Sin embargo, a la vez, se ha comenzado a leer el libro en su significado más evidente, como un poema exaltante del natural amor humano (cf. Rowley, Young, Laurin). [...] D. Lys constata que el contenido del Cantar de los Cantares es, al mismo tiempo, sexual y sacral. Cuando se prescinde de la segunda característica, se llega a tratar al Cantar como una composición erótica puramente laica, y cuando se ignora la primera, se cae en el alegorismo. Solamente poniendo juntos estos dos aspectos, se puede leer el libro de modo justo.

Con estas alusiones del Antiguo Testamento emerge con claridad la sacralidad del amor humano que pertenece al genuino humanismo cristiano. Los extremos excluyentes del eros y el ágape no satisfacen y no serían humanizantes. Así es como el eros no se relega como algo nocivo o impropio del hombre y queda ennoblecido con el sentido trascendente de la vida. Lejos queda la tristeza y cierta desesperación que se entrevera en algunos personajes ovidianos, como es el caso de la joven Mirra después de un amor incestuoso: «O siqua patetis numina confessis, merui nec triste recuso supplicium. Sed ne violem vivosque superstes mortuaque extinctos, ambobus pellite regnis, mutataeque mihi vitamque necemque negate!». Más allá de la pródiga alegría, el suspiro virgiliano también se nota en los amores sensuales paganos: «Sunt lacrimae rerum et mentem mortalia tangunt».

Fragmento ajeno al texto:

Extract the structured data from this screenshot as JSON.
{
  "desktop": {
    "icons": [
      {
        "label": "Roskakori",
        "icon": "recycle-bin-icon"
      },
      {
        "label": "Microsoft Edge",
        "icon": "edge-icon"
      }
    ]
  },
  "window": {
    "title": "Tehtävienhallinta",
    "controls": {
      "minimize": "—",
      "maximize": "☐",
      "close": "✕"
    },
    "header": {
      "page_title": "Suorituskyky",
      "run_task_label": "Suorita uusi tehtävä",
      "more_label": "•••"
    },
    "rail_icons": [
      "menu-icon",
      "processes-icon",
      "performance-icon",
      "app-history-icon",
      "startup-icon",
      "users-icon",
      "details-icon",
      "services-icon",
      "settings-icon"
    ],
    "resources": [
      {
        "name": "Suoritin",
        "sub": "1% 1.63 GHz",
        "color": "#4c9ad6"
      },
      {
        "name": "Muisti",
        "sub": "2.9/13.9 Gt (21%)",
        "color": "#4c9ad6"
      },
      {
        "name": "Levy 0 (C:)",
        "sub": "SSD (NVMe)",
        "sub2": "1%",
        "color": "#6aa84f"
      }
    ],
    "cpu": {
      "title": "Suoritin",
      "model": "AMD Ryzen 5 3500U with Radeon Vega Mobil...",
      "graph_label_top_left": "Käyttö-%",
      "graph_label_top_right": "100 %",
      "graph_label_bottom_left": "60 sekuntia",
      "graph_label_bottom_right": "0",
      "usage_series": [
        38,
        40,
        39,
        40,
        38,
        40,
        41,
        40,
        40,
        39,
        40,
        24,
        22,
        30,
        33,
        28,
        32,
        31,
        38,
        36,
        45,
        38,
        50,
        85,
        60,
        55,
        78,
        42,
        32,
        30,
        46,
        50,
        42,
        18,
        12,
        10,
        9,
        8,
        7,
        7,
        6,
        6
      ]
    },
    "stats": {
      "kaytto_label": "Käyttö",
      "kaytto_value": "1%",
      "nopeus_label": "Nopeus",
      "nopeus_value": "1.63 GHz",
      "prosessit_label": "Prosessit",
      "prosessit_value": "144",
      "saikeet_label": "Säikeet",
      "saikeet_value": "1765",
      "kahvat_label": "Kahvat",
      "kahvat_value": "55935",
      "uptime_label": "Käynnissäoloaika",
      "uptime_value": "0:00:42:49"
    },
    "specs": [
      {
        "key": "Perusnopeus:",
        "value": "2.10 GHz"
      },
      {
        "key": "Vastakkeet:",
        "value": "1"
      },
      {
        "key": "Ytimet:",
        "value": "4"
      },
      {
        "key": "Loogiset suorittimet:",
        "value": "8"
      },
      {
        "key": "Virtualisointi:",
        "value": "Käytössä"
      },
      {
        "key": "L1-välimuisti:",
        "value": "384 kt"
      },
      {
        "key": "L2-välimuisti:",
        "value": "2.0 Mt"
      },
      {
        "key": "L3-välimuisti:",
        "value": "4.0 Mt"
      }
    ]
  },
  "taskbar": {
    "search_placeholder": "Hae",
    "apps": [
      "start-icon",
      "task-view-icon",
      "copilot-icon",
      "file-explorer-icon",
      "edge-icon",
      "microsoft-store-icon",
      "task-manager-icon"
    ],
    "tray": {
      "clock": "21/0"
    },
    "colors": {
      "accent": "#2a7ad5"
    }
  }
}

La clave para la comprensión y vivencia plena del amor humano la encontraremos en el corazón del cristianismo: «Queridos hermanos y hermanas, miremos a Cristo traspasado en la cruz. Él es la revelación más impresionante del amor de Dios, un amor en el que eros y ágape, lejos de contraponerse, se iluminan mutuamente. En la cruz Dios mismo mendiga el amor de su criatura: tiene sed del amor de cada uno de nosotros».